Grievance Appeal To City Manager Not Necessarily Futile

Robert Velez, Kim Pavek, Raymond Lau, and Raymond Harer were former City of Ventura, California police officers and members of the Ventura Police Officers’ Association. Each of the four suffered a work-related injury or illness that prevented their return to work.

Under California law, in lieu of workers’ compensation benefits, police officers are allowed a paid leave of absence of up to one year.

At the end of the one-year leave of absence, the officers requested that the City allow them to use their accrued sick leave, vacation, holiday, and compensatory time off so that they could receive full pay instead of going on disability status. The City denied the request based upon its understanding of its personnel rules and a memorandum of understanding (MOU) between the City and the Association.

The officers filed a lawsuit, alleging that the City had violated both the MOU and the personnel rules and regulations. The City opposed the lawsuit on the grounds that the officers were required to exhaust their administrative remedies – the grievance procedure in the MOU.

The officers argued that since the grievance procedure culminated with the final and binding decision by the City Manager, it would be “futile” to require them to use the grievance procedure. The California Court of Appeals disagreed.

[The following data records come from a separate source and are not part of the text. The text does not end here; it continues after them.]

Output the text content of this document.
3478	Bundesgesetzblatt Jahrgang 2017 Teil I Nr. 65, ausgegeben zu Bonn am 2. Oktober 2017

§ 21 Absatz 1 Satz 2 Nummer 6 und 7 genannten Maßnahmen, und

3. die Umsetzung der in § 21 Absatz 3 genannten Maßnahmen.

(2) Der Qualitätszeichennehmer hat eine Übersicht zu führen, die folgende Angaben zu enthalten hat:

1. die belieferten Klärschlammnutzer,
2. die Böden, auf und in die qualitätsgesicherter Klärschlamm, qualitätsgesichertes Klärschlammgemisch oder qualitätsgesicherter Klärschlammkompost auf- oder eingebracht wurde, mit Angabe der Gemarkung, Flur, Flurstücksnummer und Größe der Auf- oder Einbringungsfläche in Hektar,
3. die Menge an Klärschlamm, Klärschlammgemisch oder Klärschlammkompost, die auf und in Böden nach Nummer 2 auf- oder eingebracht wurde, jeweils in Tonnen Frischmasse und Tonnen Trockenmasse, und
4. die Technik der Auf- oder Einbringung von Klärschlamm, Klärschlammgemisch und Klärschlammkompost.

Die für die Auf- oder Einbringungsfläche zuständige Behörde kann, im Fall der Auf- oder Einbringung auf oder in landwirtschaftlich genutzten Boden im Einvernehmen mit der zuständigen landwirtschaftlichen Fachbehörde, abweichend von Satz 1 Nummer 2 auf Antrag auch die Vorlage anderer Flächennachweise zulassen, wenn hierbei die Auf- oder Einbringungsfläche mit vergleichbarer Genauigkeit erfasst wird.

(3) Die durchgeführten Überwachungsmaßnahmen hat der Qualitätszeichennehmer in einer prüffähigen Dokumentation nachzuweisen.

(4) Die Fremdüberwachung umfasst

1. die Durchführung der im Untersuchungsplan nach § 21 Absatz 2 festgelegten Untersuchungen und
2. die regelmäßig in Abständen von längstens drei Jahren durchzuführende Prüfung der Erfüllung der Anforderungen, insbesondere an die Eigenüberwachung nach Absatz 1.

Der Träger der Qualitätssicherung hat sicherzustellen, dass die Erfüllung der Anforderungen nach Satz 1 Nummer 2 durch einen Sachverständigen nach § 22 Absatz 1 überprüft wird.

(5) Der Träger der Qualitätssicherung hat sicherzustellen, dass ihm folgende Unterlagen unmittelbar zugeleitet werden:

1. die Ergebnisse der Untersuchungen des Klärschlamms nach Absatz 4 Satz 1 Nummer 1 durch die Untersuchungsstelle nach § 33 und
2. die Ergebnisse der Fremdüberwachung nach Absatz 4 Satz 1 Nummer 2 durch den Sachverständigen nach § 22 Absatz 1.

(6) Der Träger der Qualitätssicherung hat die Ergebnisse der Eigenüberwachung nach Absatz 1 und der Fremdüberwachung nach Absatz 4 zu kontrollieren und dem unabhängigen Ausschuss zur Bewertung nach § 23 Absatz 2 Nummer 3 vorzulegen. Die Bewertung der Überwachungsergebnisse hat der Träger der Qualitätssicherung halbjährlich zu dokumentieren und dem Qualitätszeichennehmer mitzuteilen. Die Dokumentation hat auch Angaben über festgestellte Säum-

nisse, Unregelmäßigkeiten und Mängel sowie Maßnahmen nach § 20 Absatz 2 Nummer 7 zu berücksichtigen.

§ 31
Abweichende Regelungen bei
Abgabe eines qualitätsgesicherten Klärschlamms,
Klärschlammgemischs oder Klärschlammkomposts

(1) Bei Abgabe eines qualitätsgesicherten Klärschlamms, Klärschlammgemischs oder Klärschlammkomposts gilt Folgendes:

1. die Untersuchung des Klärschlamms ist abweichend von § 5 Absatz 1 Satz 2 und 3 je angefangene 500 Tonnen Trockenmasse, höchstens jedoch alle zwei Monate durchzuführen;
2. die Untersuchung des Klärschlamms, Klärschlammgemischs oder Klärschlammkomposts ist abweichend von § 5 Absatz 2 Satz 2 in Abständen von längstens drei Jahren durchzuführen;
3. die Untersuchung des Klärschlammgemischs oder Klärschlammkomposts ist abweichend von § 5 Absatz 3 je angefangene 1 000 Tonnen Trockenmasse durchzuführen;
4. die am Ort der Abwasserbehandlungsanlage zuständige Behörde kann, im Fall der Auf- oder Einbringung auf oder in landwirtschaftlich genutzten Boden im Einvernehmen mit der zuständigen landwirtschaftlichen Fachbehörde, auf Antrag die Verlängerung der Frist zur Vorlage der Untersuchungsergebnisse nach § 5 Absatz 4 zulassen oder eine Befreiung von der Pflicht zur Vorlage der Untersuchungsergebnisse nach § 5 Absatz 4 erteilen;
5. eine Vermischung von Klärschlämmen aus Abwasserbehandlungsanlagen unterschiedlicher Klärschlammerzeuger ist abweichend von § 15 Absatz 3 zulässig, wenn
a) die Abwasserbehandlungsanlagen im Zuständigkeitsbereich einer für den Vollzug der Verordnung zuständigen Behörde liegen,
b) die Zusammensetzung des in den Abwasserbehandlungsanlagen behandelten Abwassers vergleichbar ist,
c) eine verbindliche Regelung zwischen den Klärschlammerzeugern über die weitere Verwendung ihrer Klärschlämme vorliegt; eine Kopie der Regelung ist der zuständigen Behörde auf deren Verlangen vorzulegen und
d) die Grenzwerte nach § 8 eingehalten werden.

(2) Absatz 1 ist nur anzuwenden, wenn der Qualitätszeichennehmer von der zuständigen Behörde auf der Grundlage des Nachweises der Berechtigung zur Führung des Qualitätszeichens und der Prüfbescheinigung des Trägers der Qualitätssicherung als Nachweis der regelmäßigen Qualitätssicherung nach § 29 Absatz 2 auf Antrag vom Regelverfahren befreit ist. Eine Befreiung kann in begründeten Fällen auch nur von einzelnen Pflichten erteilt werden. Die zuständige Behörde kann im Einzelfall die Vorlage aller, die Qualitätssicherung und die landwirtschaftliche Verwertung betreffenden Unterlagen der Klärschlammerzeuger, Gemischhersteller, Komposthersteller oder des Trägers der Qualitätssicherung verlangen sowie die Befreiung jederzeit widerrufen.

The Court concluded that “to countenance this view would break down the rule of exhaustion of remedies. In substance the contention is that if they learn upon hearsay or by analogy that the agency may take a certain action, the grievance procedure may be ignored and the agency’s action treated as already taken. One might attempt, for example, to bring an original suit in the Supreme Court on the theory that the local superior court judge was possessed of a particular opinion opposed to the views of the plaintiffs, but he would receive scant consideration. The whole argument rests upon an illogical and impractical basis, since it permits the party applying to the Court to assert without any conclusive proof, and without any possibility of successful challenge, the outcome of an appeal which the administrative body is not even been permitted to decide.”

Ventura Police Officers’ Association v. City of Ventura, 2005 WL 2284192 (Cal.App. 2005).